Despite this, or perhaps because of it, the super rich can still spend. Those in the wealthiest segment of the luxury market — those who spend their spare cash on yachts and jets (both sectors are doing very well) — have seen their net worth boosted by double-digit property market growth. There is a huge fleet expansion in the ultra-high-end cruise business, and growth in luxury cars and hotels remains strong.
But many rich people who were once ready to buy that $500 bag are becoming more cautious. Because they, like the super rich, still have to worry about working. According to Bain’s research, disposable incomes of discretionary consumers have declined, driven by reduced job vacancies and an increase in voluntary sales. That’s why overall luxury sales are expected to decline by about 1 percent in 2024, and remain flat next year.
So what does all this tell us about what’s to come in the wider economy in 2025? There are three key lessons.
First, there will be a US equity market correction, maybe this year, maybe next.

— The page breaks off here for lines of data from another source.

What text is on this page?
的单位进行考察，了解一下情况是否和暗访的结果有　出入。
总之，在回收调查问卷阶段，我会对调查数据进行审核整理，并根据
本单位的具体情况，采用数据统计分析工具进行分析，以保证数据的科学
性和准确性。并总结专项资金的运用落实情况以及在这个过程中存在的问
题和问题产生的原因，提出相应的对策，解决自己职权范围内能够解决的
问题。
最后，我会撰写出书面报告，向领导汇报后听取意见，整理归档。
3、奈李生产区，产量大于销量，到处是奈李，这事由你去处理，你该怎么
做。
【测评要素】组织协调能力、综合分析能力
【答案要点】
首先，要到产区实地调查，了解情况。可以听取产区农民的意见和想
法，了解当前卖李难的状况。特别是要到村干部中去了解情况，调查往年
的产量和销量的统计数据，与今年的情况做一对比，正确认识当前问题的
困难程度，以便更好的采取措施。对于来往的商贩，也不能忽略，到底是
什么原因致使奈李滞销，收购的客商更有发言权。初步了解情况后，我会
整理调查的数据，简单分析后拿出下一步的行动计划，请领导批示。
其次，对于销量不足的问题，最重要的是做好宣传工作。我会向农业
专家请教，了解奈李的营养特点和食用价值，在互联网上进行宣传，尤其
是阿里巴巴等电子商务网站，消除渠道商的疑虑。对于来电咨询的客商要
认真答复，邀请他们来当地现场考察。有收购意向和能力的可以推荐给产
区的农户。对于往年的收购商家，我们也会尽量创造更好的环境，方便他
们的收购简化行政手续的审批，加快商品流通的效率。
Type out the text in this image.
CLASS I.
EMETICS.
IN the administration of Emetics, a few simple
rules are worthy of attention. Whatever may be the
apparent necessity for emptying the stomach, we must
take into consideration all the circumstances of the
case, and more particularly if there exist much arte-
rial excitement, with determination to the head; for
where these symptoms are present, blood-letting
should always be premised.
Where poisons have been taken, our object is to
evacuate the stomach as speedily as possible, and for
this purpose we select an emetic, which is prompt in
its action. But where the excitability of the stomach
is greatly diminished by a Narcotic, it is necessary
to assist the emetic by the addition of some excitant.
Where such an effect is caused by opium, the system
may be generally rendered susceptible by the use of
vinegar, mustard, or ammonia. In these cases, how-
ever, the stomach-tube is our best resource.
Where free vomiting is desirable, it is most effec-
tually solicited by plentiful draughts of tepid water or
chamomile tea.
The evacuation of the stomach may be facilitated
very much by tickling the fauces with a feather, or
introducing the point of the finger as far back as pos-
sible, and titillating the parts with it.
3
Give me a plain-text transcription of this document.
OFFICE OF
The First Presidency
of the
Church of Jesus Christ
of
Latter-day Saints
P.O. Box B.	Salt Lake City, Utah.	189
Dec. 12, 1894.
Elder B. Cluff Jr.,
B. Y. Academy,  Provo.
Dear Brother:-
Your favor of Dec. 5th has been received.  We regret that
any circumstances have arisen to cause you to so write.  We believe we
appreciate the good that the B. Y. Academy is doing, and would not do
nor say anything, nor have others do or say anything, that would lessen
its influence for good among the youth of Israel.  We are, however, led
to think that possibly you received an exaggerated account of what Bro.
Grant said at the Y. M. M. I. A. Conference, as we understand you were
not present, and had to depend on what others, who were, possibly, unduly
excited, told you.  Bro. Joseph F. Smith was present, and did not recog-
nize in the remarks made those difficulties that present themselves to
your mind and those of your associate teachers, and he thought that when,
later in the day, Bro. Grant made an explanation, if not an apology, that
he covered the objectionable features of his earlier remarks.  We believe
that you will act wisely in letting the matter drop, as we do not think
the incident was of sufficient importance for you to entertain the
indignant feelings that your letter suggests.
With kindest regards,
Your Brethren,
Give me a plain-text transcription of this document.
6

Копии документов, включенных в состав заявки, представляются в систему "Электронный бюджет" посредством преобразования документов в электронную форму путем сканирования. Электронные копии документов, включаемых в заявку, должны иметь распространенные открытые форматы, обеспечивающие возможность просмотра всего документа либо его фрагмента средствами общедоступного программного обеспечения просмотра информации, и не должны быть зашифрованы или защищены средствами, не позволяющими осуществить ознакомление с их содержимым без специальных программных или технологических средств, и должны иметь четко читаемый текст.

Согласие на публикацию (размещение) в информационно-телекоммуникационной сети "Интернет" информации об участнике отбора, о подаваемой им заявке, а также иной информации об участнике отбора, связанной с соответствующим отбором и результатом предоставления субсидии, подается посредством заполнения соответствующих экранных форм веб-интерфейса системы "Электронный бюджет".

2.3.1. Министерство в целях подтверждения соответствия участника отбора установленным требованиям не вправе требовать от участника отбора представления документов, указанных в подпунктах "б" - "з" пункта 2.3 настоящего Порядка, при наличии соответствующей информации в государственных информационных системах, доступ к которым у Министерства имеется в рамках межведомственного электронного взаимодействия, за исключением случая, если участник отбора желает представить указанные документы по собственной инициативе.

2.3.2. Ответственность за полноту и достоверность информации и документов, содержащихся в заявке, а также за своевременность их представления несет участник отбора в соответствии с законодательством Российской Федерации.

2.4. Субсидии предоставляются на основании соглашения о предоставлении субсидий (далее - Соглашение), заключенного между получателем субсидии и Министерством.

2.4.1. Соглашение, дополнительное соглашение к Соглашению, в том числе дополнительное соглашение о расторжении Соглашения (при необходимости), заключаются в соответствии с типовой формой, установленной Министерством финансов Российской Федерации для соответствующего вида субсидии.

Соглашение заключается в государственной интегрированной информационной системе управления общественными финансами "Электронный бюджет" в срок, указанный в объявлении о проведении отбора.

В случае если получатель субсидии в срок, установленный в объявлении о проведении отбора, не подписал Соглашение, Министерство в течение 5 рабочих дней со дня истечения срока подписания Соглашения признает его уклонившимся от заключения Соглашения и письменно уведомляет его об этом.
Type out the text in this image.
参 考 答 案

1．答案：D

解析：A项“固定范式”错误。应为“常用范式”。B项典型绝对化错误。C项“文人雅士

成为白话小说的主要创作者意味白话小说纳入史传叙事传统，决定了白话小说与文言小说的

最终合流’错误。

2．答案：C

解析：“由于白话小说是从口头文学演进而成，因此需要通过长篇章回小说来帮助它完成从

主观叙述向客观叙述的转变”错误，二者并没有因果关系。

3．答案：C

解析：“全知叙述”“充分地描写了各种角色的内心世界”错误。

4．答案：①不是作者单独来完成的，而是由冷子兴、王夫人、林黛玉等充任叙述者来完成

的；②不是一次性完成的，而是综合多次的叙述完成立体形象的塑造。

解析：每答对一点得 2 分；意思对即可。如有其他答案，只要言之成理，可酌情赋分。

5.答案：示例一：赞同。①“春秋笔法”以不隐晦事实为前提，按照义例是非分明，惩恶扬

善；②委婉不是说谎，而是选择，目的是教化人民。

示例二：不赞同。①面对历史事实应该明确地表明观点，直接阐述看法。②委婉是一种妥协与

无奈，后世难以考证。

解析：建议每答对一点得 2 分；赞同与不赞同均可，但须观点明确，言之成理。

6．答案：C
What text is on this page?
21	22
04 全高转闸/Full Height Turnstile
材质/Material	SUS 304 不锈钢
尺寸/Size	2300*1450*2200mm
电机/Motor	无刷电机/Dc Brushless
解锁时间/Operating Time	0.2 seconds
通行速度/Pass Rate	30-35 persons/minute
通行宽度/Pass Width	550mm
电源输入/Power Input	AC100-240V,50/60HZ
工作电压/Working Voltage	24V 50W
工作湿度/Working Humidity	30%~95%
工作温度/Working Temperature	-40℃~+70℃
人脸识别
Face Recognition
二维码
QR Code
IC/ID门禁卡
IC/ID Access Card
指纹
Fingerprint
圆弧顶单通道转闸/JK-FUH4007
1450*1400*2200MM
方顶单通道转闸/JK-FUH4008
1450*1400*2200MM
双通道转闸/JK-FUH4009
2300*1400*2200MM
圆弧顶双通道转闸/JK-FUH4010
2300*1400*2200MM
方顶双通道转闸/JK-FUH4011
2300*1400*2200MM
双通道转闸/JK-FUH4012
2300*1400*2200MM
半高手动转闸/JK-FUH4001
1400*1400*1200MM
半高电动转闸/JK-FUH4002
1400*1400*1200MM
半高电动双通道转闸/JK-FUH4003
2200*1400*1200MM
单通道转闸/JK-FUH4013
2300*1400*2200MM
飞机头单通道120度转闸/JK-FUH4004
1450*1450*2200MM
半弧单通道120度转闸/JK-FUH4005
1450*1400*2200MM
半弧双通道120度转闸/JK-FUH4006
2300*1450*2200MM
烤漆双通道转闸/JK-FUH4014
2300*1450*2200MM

But the few wealthy people I’ve talked to have no doubt it’s on the way. The fact that even the wealthy are holding back on buying fine wine, jewelry, watches, and art means that more affluent consumers are anticipating a market downturn and some sort of market correction, even if we haven’t seen it yet. A raging trade war.
Second, if the latter comes, the luxury sector dominated by high-priced European goods will fall faster and harder than other areas. Europe doesn’t have tech giants, but it does have luxury conglomerates – two of the five biggest European companies by market capitalization are LVMH and Hermès.
If Trump turns his critical eye to the continent, he can easily imagine the products these companies could target for tariffs. Remember when the EU slapped tariffs on motorcycles over Trump’s steel and aluminum tariffs and added $2,200 to the price of a Harley-Davidson? European luxury brands – including German automakers and French fashion houses – would be easy political pickings.
Finally, there is a growing sense in the luxury business that some of the inflation we have seen over the past several years simply cannot be sustained. Already only the top name brands in any personal luxury category can maintain their price points, as aspirational customers turn to cheaper watches or spirits.
Ditto travel and entertainment. I recently spoke with two private equity investors in the U.S. hotel business who predicted that high-end markets such as Jackson Hole, Nantucket and Martha’s Vineyard would probably do well with a nosebleed in a four-star hotel room in Houston Tuesday night, the first sign of a market correction. It goes down.
For those of us who have seen $500 hotel rooms in major US cities look like the new $300, this is welcome news. But while we wait for rates to drop, there’s always a bit of a buzz around a high-end beauty item.
The “Lipstick Index,” created by beauty titan Leonard Lauder, says that when small luxuries are purchased as new makeup items, failure is likely. In the year In 2024, beauty was one of the few luxury categories with good growth as consumers wanted that little bit of sparkle.
If my husband is reading this, I’m hoping for a tube of Celine Rouge Triumphe in the stocking.